QUIEN SOY

Soy Jose Luis Voltas. Hace 57 años vine al mundo.

Me costó empezar en el mundo de los negocios.

En mis primeros diez u once años de vida no recuerdo haber hecho ningún negocio. Creo que ya con doce empecé. Siempre con amigos, a mi se me daba bién pensar y mandar.

Mis primeros durillos los gané (creo que tenia menos de doce años) recogiendo unas garrafas de cristal de una marca de agua mineral, eran unas garrafas retornables por las que nos daban en una tienda de comestibles del barrio seis pesetas (unos 4 cent. de     euro) creo que conseguimos unas 30 o 40 garrafas, las encontrábamos en solares casi abandonados. Cuando supimos que aquellas garrafas no estaban abandonadas cerré el negocio.

Ese verano monté con algunos niños y niñas del barrio puestecitos de venta de tebeos de segunda mano, lápices, juguetitos, una especie de mini-rastrillo. Eran quizá cinco o seis puestos. Yo era el que organizaba los sitios, el que ponía orden cuando habían discusiones y además era el tesorero. Ese verano no me faltó el dinero para las fiestas.

En el colegio se pusieron de moda los juegos de cromos, yo era mal jugador, pero conseguí que los jugadores buenos que tenían cientos de cromos me los cediesen para su venta a los chicos que cada día perdían. Yo me reservaba una parte del importe de la venta.

Generalmente eran operaciones de 2 o 3 pesetas y yo obtenía 1 peseta  de beneficio como intermediario.

Monté un club donde para ser admitido había que hacer una entregas de 3 pesetas en chucherías, luego las chucherías las consumíamos en un bosque de algarroberos que había a las afueras del pueblo.

A los 14 años y tras presentarme a unas oposiciones en secreto, empece a trabajar en la Caja de Ahorros Layetana (mis padres no me hubiesen dejado. Me faltaba un curso aún para acabar el bachillerato.)

Allí encontré un  buen trampolín para mis negocios. Primero empece a repartir el correo por   la mitad de lo que valía el sello. Después empecé a llevar las cuentas a empresas y tiendas que eran clientes de la Caja. Con 16 años llevaba la contabilidad a 4 clientes.

Pero eso era vender mi tiempo y eso no era lo que yo quería.

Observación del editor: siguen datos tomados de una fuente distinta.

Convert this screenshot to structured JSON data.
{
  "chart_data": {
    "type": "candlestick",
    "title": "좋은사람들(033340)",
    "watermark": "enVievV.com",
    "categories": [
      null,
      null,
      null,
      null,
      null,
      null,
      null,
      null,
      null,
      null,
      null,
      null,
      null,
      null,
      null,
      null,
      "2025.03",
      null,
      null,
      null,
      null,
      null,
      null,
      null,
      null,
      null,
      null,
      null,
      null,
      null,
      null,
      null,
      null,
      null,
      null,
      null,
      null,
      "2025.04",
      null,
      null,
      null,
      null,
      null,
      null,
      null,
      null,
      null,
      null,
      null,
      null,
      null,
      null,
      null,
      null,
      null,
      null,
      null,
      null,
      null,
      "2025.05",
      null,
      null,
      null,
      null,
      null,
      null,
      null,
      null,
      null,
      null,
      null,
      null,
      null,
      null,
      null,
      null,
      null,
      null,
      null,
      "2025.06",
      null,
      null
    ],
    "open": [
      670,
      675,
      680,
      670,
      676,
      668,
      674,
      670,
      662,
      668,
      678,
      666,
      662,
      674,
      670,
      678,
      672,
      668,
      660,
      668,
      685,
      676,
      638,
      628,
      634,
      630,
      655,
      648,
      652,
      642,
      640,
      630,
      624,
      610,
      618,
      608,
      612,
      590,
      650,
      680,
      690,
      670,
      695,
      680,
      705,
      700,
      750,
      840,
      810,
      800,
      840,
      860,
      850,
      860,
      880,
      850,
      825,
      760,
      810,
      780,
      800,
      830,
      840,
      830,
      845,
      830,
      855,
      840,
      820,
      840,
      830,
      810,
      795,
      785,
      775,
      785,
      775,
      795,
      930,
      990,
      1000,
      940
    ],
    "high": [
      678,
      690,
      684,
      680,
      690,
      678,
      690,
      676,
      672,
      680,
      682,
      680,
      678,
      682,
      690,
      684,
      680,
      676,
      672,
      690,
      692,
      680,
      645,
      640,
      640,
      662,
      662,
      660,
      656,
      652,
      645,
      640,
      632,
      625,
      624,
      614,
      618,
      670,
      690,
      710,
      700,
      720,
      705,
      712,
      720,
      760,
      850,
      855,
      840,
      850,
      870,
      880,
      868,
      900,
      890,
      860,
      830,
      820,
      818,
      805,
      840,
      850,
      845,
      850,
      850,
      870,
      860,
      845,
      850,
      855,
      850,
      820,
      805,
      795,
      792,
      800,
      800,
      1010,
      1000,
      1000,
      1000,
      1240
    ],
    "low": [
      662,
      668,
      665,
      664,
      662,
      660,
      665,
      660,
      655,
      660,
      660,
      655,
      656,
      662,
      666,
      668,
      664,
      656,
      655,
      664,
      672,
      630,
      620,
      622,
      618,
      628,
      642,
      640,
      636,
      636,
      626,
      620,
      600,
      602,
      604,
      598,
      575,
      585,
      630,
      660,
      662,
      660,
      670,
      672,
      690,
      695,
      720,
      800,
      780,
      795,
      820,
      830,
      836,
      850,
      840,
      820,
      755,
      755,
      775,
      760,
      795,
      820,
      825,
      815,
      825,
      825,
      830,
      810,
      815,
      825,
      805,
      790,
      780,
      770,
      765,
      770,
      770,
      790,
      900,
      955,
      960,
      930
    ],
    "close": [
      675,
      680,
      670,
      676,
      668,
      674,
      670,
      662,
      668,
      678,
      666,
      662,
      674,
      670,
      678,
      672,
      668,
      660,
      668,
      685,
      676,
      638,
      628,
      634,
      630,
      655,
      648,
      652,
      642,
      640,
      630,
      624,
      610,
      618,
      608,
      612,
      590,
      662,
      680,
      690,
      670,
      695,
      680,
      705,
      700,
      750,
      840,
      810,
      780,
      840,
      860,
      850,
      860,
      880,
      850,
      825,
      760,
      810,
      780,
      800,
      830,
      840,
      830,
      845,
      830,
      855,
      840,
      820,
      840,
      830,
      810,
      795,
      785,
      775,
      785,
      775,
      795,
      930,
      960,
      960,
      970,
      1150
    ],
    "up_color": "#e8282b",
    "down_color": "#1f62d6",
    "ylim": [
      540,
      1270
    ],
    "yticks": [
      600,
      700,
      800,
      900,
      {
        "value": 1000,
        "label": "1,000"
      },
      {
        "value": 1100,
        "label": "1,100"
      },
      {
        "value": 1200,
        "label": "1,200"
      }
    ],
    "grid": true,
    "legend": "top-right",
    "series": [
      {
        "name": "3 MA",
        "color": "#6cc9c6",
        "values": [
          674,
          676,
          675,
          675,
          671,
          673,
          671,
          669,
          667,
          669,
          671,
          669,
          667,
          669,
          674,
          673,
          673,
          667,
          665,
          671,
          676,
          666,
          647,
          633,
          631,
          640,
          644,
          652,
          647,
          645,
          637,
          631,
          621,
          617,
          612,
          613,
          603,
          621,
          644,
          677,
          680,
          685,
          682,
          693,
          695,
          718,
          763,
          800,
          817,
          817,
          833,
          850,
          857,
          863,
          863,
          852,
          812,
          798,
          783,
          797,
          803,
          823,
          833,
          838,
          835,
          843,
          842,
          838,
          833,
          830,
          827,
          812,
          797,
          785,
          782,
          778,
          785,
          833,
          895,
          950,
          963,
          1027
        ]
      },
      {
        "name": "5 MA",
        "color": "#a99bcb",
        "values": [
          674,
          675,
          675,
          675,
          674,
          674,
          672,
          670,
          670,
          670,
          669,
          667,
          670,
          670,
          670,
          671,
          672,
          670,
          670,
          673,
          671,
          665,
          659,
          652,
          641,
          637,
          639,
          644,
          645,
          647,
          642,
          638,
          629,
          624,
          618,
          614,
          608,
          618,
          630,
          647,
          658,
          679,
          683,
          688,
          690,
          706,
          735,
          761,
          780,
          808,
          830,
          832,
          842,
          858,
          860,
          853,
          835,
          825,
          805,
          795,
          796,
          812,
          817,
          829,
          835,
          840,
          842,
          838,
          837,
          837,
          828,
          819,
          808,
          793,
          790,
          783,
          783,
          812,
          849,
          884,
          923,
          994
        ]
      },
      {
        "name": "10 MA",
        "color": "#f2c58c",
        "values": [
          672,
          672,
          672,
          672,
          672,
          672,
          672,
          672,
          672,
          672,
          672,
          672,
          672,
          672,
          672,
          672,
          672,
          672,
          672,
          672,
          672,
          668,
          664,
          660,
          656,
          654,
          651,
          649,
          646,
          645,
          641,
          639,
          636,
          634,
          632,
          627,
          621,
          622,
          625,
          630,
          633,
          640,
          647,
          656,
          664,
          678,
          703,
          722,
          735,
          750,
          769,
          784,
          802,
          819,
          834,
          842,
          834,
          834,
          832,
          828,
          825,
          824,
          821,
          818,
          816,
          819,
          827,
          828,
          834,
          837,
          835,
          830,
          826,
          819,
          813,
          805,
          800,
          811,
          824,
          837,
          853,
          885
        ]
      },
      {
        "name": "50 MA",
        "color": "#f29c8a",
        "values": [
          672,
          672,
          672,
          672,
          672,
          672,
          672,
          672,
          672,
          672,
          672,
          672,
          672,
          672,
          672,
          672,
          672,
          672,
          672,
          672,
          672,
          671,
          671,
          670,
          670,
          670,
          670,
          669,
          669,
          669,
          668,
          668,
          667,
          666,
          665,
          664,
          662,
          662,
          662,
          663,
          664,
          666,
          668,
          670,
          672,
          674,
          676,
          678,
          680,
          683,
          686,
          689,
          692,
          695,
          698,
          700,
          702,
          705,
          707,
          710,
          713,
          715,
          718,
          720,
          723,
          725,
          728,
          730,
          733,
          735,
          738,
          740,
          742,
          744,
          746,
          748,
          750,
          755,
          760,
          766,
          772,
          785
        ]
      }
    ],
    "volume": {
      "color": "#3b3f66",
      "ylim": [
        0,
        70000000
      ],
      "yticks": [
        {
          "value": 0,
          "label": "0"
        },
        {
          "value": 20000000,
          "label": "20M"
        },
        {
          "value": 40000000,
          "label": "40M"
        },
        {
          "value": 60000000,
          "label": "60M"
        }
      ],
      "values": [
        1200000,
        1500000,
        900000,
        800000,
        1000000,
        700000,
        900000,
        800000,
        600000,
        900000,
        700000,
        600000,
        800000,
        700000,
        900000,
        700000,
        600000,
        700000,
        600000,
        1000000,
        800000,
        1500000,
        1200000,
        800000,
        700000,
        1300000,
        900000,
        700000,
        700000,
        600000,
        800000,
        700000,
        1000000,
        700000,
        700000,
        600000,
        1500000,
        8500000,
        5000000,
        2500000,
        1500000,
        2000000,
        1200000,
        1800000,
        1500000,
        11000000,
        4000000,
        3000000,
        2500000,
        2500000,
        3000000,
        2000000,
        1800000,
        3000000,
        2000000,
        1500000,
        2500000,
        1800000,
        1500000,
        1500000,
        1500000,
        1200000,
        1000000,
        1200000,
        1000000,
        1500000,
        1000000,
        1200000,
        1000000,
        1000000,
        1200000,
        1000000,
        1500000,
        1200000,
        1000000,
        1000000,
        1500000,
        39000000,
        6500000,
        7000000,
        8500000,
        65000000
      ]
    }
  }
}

Llevaba la contabilidad de una librería y juguetería, repasando las facturas de los proveedores ví el precio de los vestidos para muñecas, en ese  caso eran para la Nancy. Todos los vestiditos valían más de 400 pesetas. Compré un vestidito, lo descosí,  hice plantillas de las piezas y las corté, mi madre me ayudó a coser a maquina las partes y tras ponerlas en bolsitas, las vendí en tres tiendas de juguetes del pueblo. No seguí porque daba mucho trabajo.

Seguía repartiendo  las cartas de la  Caja de Ahorros corría el año 1975 y por aquel entonces la mayoría de pisos y casas del barrio donde estaba la  Caja de  Ahorros no tenían buzones y me tocaba subir a cada piso a entregar la correspondencia. Mi   siguiente  negocio   fue  contactar  con   un  vendedor  de buzones,  me  compré  un  taladro  eléctrico  y   un  alargo  de corriente, coloque más de 500 buzones. El que me los vendía no salía de su asombro, yo era su mejor cliente.

Llegó el verano y termine con mi negocio de buzones. Fue un verano caluroso y con muchas moscas todo el mundo se quejaba de las molestas moscas, especialmente en las tiendas, bares, carnicerías, pescaderías, etc.

Mi  próximo  negocio  consistió   en  la  venta  de  unos  aparatos  insecticidas eléctricos. El hecho de ser el   “chico de la Caja” me abría las puertas de todos los sitios y yo sacaba provecho. Fui el mejor vendedor de esa empresa (yo era comisionista) a pesar de que figuraba en todos los sitios mi padre,  yo aún no había cumplido los 16 años.